Hahnia tabulicola is a species of spider in the family Hahniidae. It is found in several African countries and is commonly known as the common comb-tailed spider.

==Distribution==
Hahnia tabulicola is an African endemic recorded from Botswana, Cameroon, Democratic Republic of the Congo, Kenya, Malawi, Tanzania, and South Africa. The species is commonly found throughout South Africa, where it has been recorded from seven provinces at elevations ranging from 4 to 2892 m above sea level.
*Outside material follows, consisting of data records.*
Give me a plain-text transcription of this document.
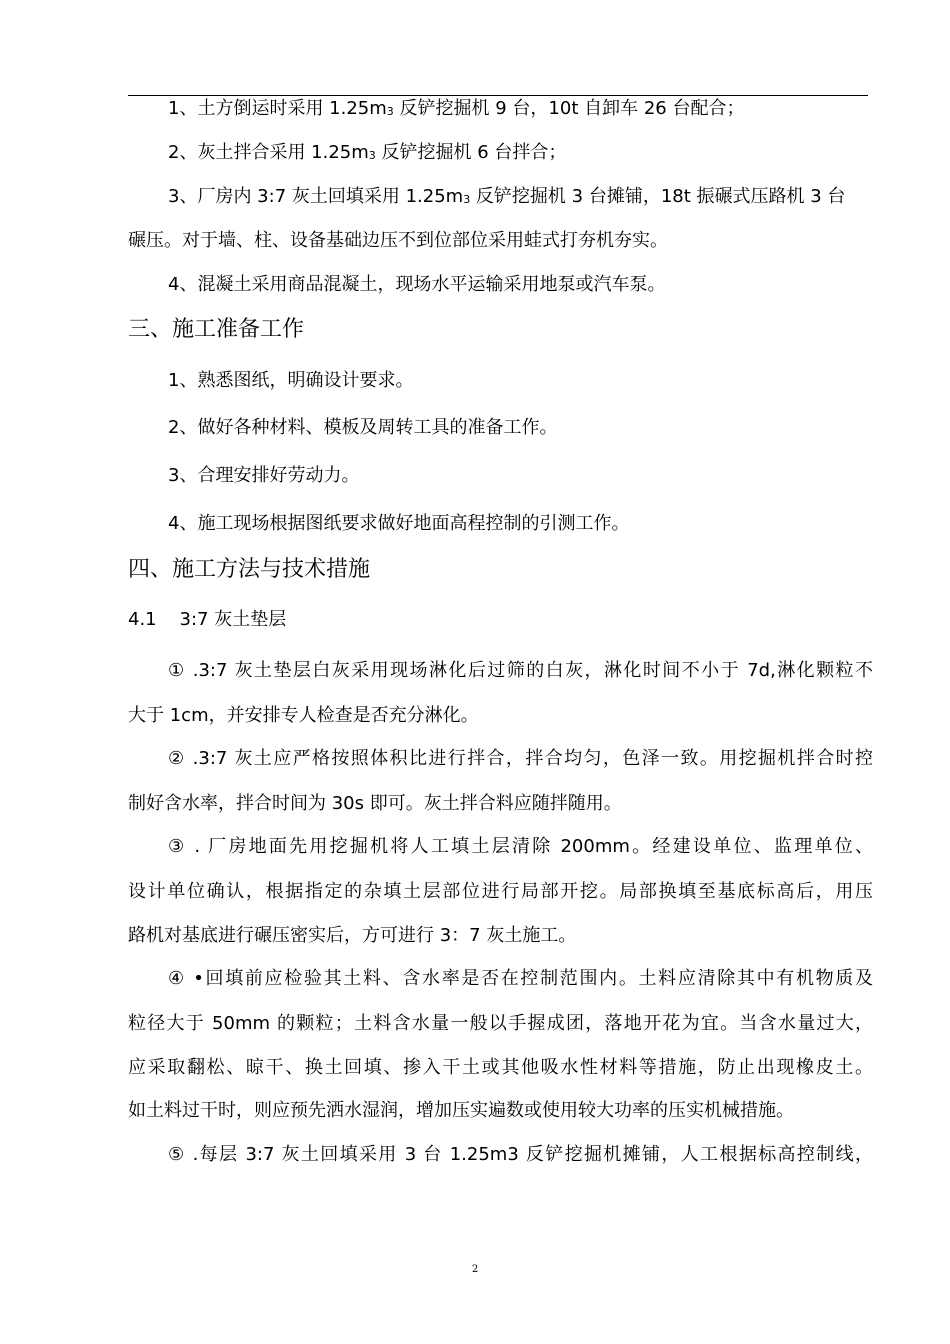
1、土方倒运时采用 1.25m3 反铲挖掘机 9 台，10t 自卸车 26 台配合；
2、灰土拌合采用 1.25m3 反铲挖掘机 6 台拌合；
3、厂房内 3:7 灰土回填采用 1.25m3 反铲挖掘机 3 台摊铺，18t 振碾式压路机 3 台
碾压。对于墙、柱、设备基础边压不到位部位采用蛙式打夯机夯实。
4、混凝土采用商品混凝土，现场水平运输采用地泵或汽车泵。
三、施工准备工作
1、熟悉图纸，明确设计要求。
2、做好各种材料、模板及周转工具的准备工作。
3、合理安排好劳动力。
4、施工现场根据图纸要求做好地面高程控制的引测工作。
四、施工方法与技术措施
4.1    3:7 灰土垫层
① .3:7 灰土垫层白灰采用现场淋化后过筛的白灰，淋化时间不小于 7d,淋化颗粒不
大于 1cm，并安排专人检查是否充分淋化。
② .3:7 灰土应严格按照体积比进行拌合，拌合均匀，色泽一致。用挖掘机拌合时控
制好含水率，拌合时间为 30s 即可。灰土拌合料应随拌随用。
③ . 厂房地面先用挖掘机将人工填土层清除 200mm。经建设单位、监理单位、
设计单位确认，根据指定的杂填土层部位进行局部开挖。局部换填至基底标高后，用压
路机对基底进行碾压密实后，方可进行 3：7 灰土施工。
④ •回填前应检验其土料、含水率是否在控制范围内。土料应清除其中有机物质及
粒径大于 50mm 的颗粒；土料含水量一般以手握成团，落地开花为宜。当含水量过大，
应采取翻松、晾干、换土回填、掺入干土或其他吸水性材料等措施，防止出现橡皮土。
如土料过干时，则应预先洒水湿润，增加压实遍数或使用较大功率的压实机械措施。
⑤ .每层 3:7 灰土回填采用 3 台 1.25m3 反铲挖掘机摊铺，人工根据标高控制线，
2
It is found in more than 10 protected areas.

==Habitat and ecology==
The species makes small sheet-webs in litter and has been collected using pitfall traps. It has been sampled from all the floral biomes except the Thicket and Desert biomes. It has also been sampled from cotton and maize.

==Description==

Hahnia tabulicola is known from both sexes.

==Conservation==
Hahnia tabulicola is listed as Least Concern by the South African National Biodiversity Institute due to its wide distribution range. The species is protected in numerous areas including De Hoop Nature Reserve, Asante Sana Private Game Reserve, Cederberg Wilderness Area, Witteberg Nature Reserve, and Table Mountain National Park.

==Taxonomy==
The species was originally described by Eugène Simon in 1898 from South Africa with the type locality as "Prom. Bonae Spei" (Cape of Good Hope). It was revised by Robert Bosmans in 1981, who synonymized Hahnia annulata.